The Nile Hilton Incident (2017)

Tarik Saleh’s The Nile Hilton Incident unravels a noir thriller against the political background of Egypt’s revolution in 2011.

Hotel Egypt

by Alexa Dalby

The Nile Hilton Incident
[rating=3]

CAUTION: Here be spoilers

A noirish thriller set in Cairo turns into political comment as mass demonstrations topple Egypt’s President Mubarak in 2011. Fares Fares is Nuredin, a police detective who owes his job to nepotism – literally, through his police chief uncle (Yasser Ali Maher). Not above helping himself to the contents of a murder victim’s wallet, he’s just an everyday corrupt cog in the institutionally corrupt workings of the entire system. He’s got baggage – he’s a chain-smoking widower who lives alone.

Then he’s called to investigate a murder in the Nile Hilton Hotel in Tahrir Square, soon to be the scene of government-shaking violent confrontations. The victim is a beautiful woman who turns out to be a popular Tunisian singer, Lalena, There’s a receipt for photos which Nuredin takes. When he gets them developed he finds compromising pictures of super-rich property developer and MP Hatem Shafiq (Ahmed Selim). Lalena’s body was found by Sudanese chambermaid Salwa (Mari Malek), who is working illegally. She is sacked and disappears, fleeing for her life. The pictures and what Salwa saw point to a connection with Shafiq, but his wealth and connections with the President make him appear to be invulnerable.

Lalena’s friend Gina (Hania Amar) comes to the police for help and against his better judgement Nuredin becomes involved. By doing so, he starts to become aware of the web of corruption that surrounds him, which he previously turned a blind eye to. And the background to the shady, dilapidated streets of Cairo is the growing political tension that will eventually oust the President. The film also uncovers the hard-scrabble lives of illegal immigrants, the way that migrant workers like Salwa are exploited and the slum conditions they go home to after they finish their shifts in luxury hotels.

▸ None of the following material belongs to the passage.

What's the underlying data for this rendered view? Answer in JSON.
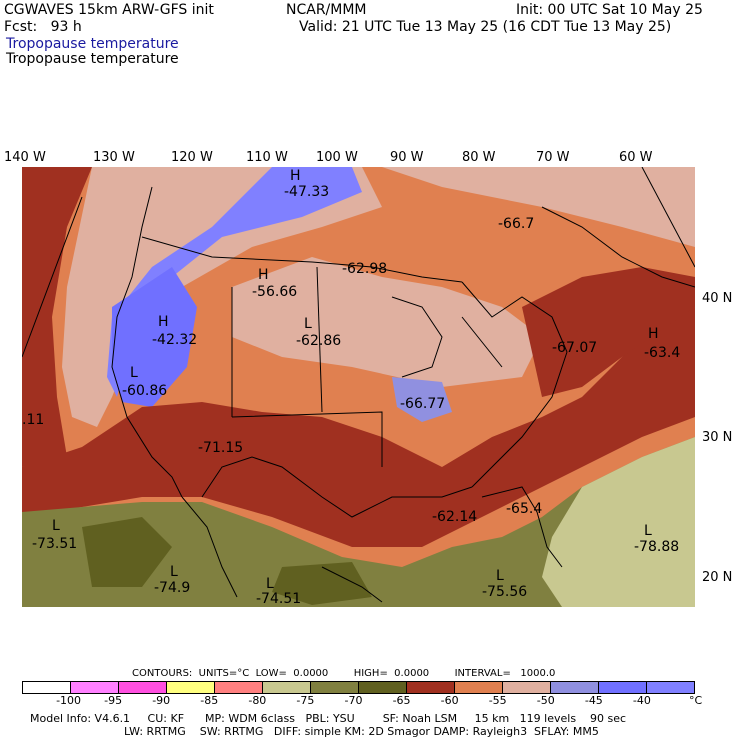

The city, the country and all its institutions right up to the top have a dark, venal heart and Nuredin is no hero, though he discovers some saving graces within himself as the scales fall from his eyes. Blackmail and corruption still exist at the end despite Nuredin’s revelation, though the protests in Tahrir Square may bring hope. The relationship between story and setting is symbiotic. Based on a true story of the murder of a Lebanese singer, and directed and written by Tarik Saleh, a Swede of Egyptian descent, this intriguing and illuminating film grubbily recreates a failing society that engulfs individuals and spits them out and where only violent revolution can effect change – maybe.

The Nile Hilton Incident premiered at the Sundance Film Festival and is released on 2 March 2018 in the UK.